Kıbrıslı Türk toplumunda hınç ve garaz üstüne

Niyazi Kızılyürek

“Hınç-insanı dürüst açık ve şeffaf değil. Tenha yerleri, gizli yolları, arka kapıları, kısacası gizli-saklı şeyleri sever. Saf olmadığı gibi, son derece kurnazdır da. Kendi güvenliği, çıkar ve menfaatleri her şeyden önce gelir. Yerine göre, sessiz kalmayı, beklemeyi ve unutmayı bilir. Hınç-insanı için kurnaz ve hesaplı olmak, varlığının en önemli koşuludur. Kıskançlık ve intikam hırsı onun için normdur. Kendini “kötü öteki” üzerinden tanımlar. Böyle biri yoksa onu yaratır, çünkü ancak o zaman kendisinin “iyi ve değerli” olduğunu ileri sürebilir.”

“Böyle Buyurdu Zerdüşt’ün” yazarı Friedrich Nietzche böyle buyuruyor...

Başka bir Alman düşünür olan Max Scheler ise, kendilerini ötekilerine eşit sayan ve onlarla kıyaslayan insanlar, gerçekte eşit olmadıklarını anlayınca kin, öfke, garaz ve hınç duygusuna kapıldıklarını söyler. Layık olmadıkları bir konuma itildiklerini, “tıkanıp engellendiklerini” düşünürler ve sahip olmak istedikleri değerlere sahip olanlara karşı hınç duygusuna kapılırlar. Onların sahip oldukları değerleri değersizleştirmeye koyulurlar. Bu yüzden, Scheler hınç kavramını “küçümseyici, değersizleştirici garaz” olarak tanımlar.

Kıbrıs Türk toplumunda “küçümseyici, değersizleştirici garaz” oldukça yaygın bir olgudur. Bunun birden fazla nedeni vardır.

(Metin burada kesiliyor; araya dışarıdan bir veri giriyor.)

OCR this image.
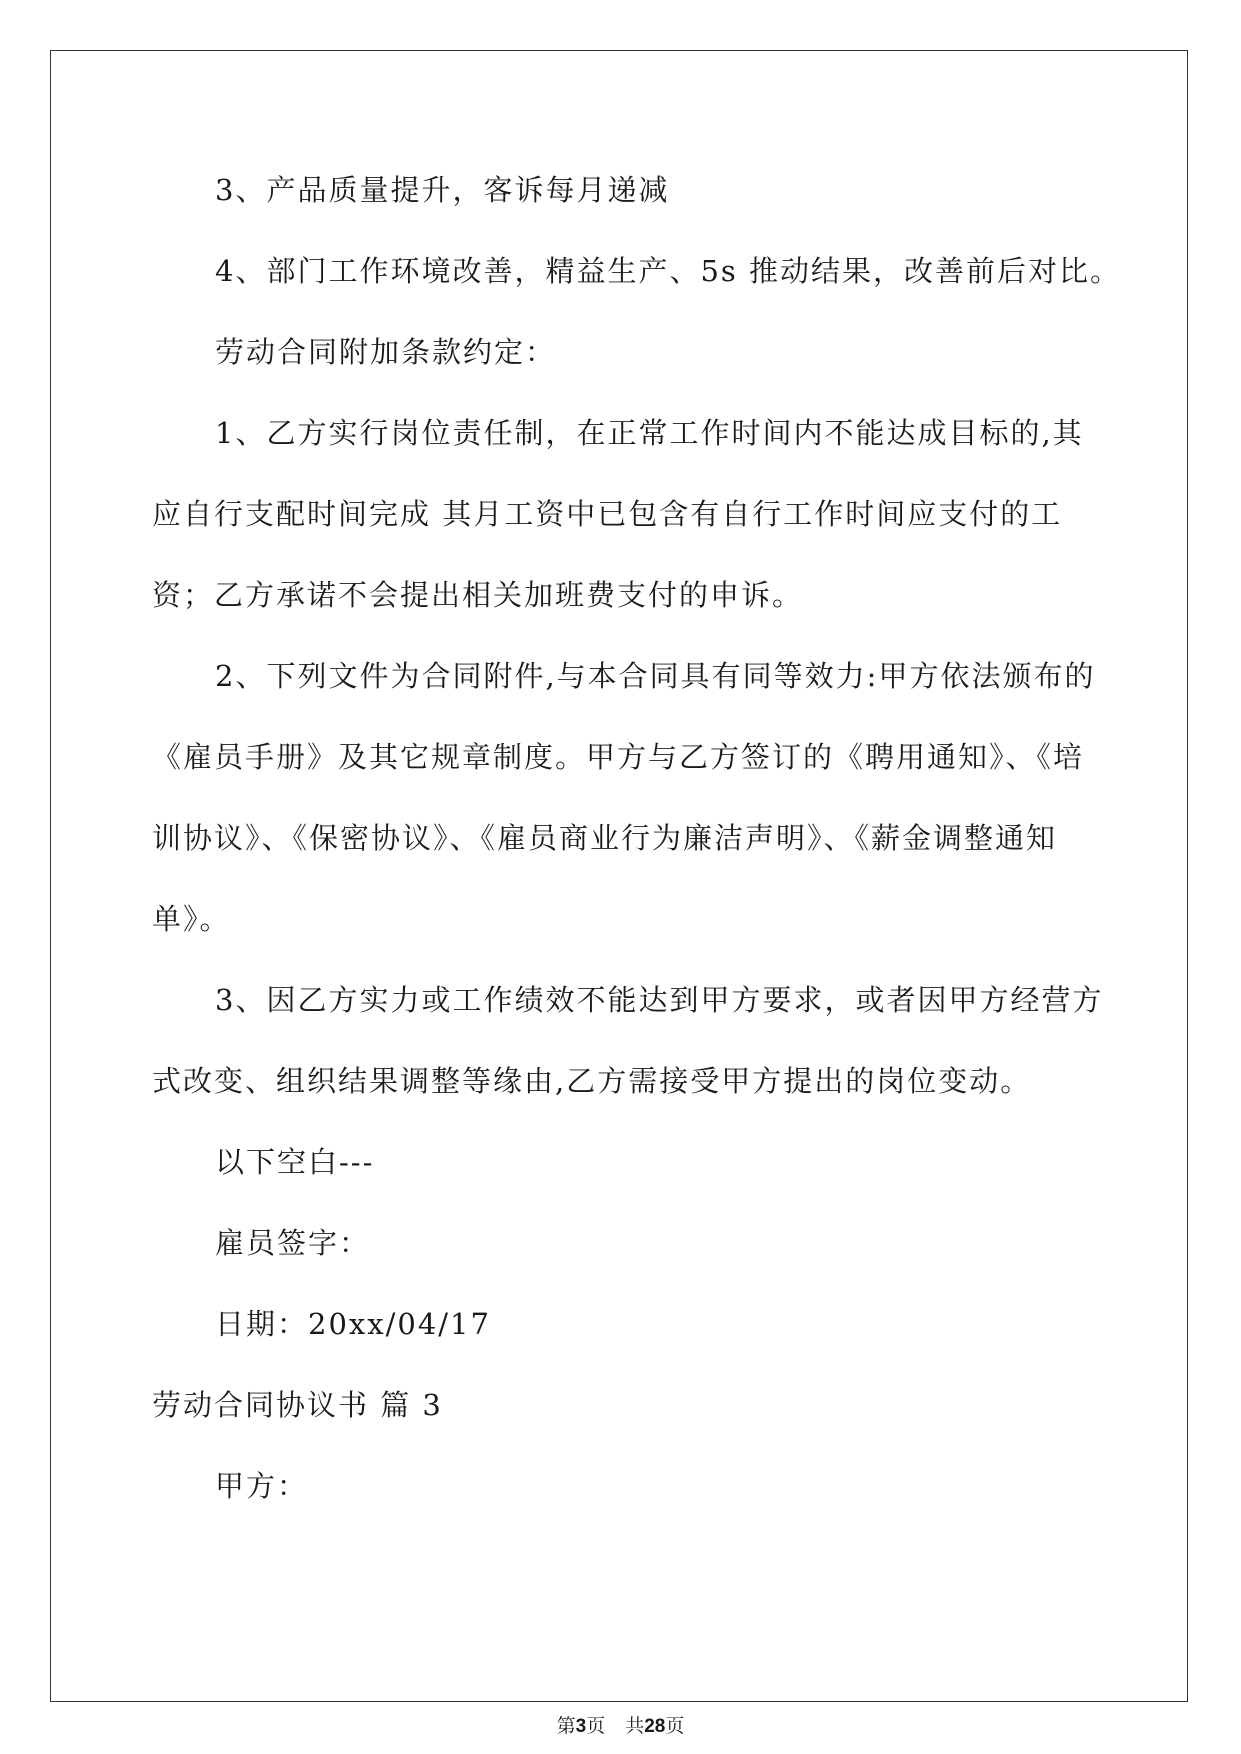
3、产品质量提升，客诉每月递减
4、部门工作环境改善，精益生产、5s 推动结果，改善前后对比。
劳动合同附加条款约定：
1、乙方实行岗位责任制，在正常工作时间内不能达成目标的,其
应自行支配时间完成 其月工资中已包含有自行工作时间应支付的工
资；乙方承诺不会提出相关加班费支付的申诉。
2、下列文件为合同附件,与本合同具有同等效力:甲方依法颁布的
《雇员手册》及其它规章制度。甲方与乙方签订的《聘用通知》、《培
训协议》、《保密协议》、《雇员商业行为廉洁声明》、《薪金调整通知
单》。
3、因乙方实力或工作绩效不能达到甲方要求，或者因甲方经营方
式改变、组织结果调整等缘由,乙方需接受甲方提出的岗位变动。
以下空白---
雇员签字：
日期：20xx/04/17
劳动合同协议书 篇 3
甲方：
第3页 共28页
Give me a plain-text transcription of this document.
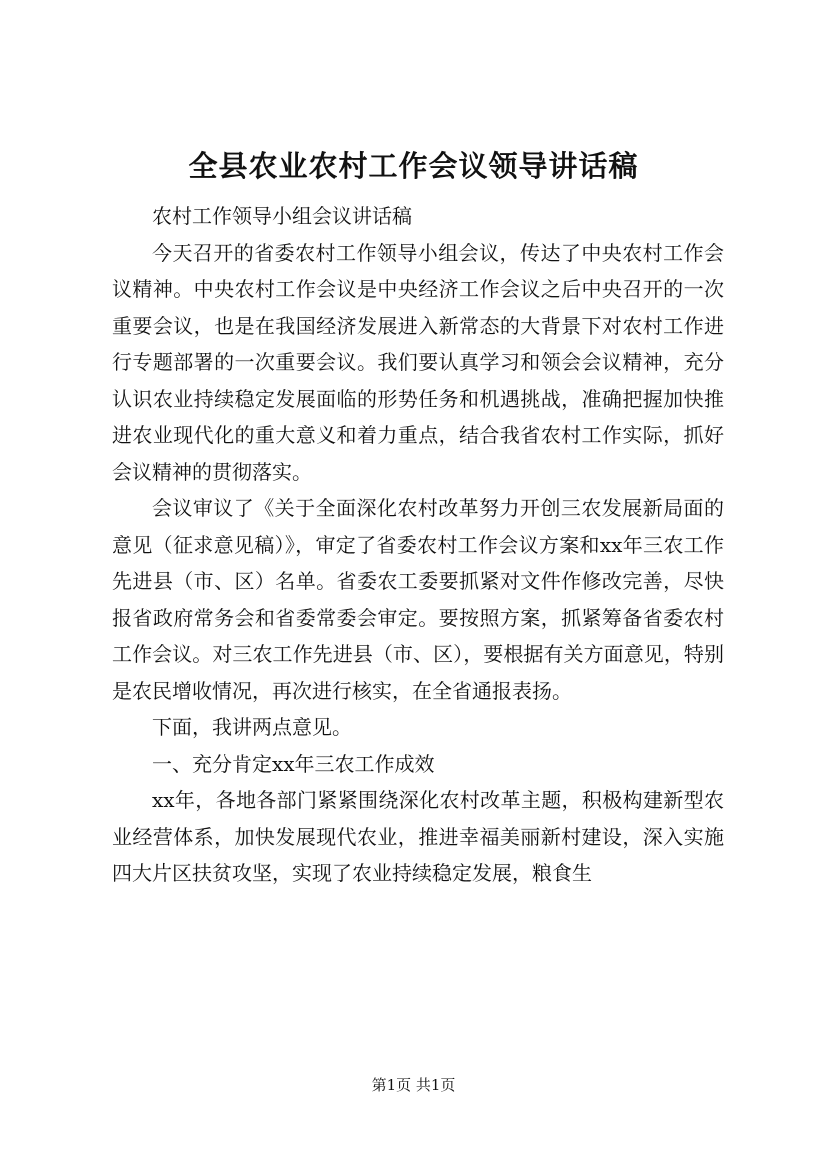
全县农业农村工作会议领导讲话稿

农村工作领导小组会议讲话稿

今天召开的省委农村工作领导小组会议，传达了中央农村工作会议精神。中央农村工作会议是中央经济工作会议之后中央召开的一次重要会议，也是在我国经济发展进入新常态的大背景下对农村工作进行专题部署的一次重要会议。我们要认真学习和领会会议精神，充分认识农业持续稳定发展面临的形势任务和机遇挑战，准确把握加快推进农业现代化的重大意义和着力重点，结合我省农村工作实际，抓好会议精神的贯彻落实。

会议审议了《关于全面深化农村改革努力开创三农发展新局面的意见（征求意见稿）》，审定了省委农村工作会议方案和xx年三农工作先进县（市、区）名单。省委农工委要抓紧对文件作修改完善，尽快报省政府常务会和省委常委会审定。要按照方案，抓紧筹备省委农村工作会议。对三农工作先进县（市、区），要根据有关方面意见，特别是农民增收情况，再次进行核实，在全省通报表扬。

下面，我讲两点意见。

一、充分肯定xx年三农工作成效

xx年，各地各部门紧紧围绕深化农村改革主题，积极构建新型农业经营体系，加快发展现代农业，推进幸福美丽新村建设，深入实施四大片区扶贫攻坚，实现了农业持续稳定发展，粮食生

第1页 共1页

Cemaat olmaktan başlayalım..

Kıbrıslı Türkler “toplum” kavramından çok “cemaat” kavramı ile tanımlanabilirler.  Ve her cemaat gibi, görünüşte Kıbrıslı Türkler de “eşitlikçi” bir topluluk oluşturuyor.

Cemaatin algısında herkes “aynıdır” ve “aynı değere” sahiptir. Herkes kendini her yere ve her mevkie layık görür, herkesle kıyaslama hakkına sahip olduğunu düşünür. Bir zamanlar İstanbul’da “Kıbrıs Hastalığı” olarak da adlandırılan çekememezlik, kıskançlık ve garaz, bireylerin kolektifin dışına çıkmalarına ve farklılaşmalarına tahammül göstermeyen cemaat kültürünün eseridir. “Birbirine benzemek”, “aynı olma” ve “aynı değere sahip olma” saplantısı, sonuç olarak garaza yol açıyor.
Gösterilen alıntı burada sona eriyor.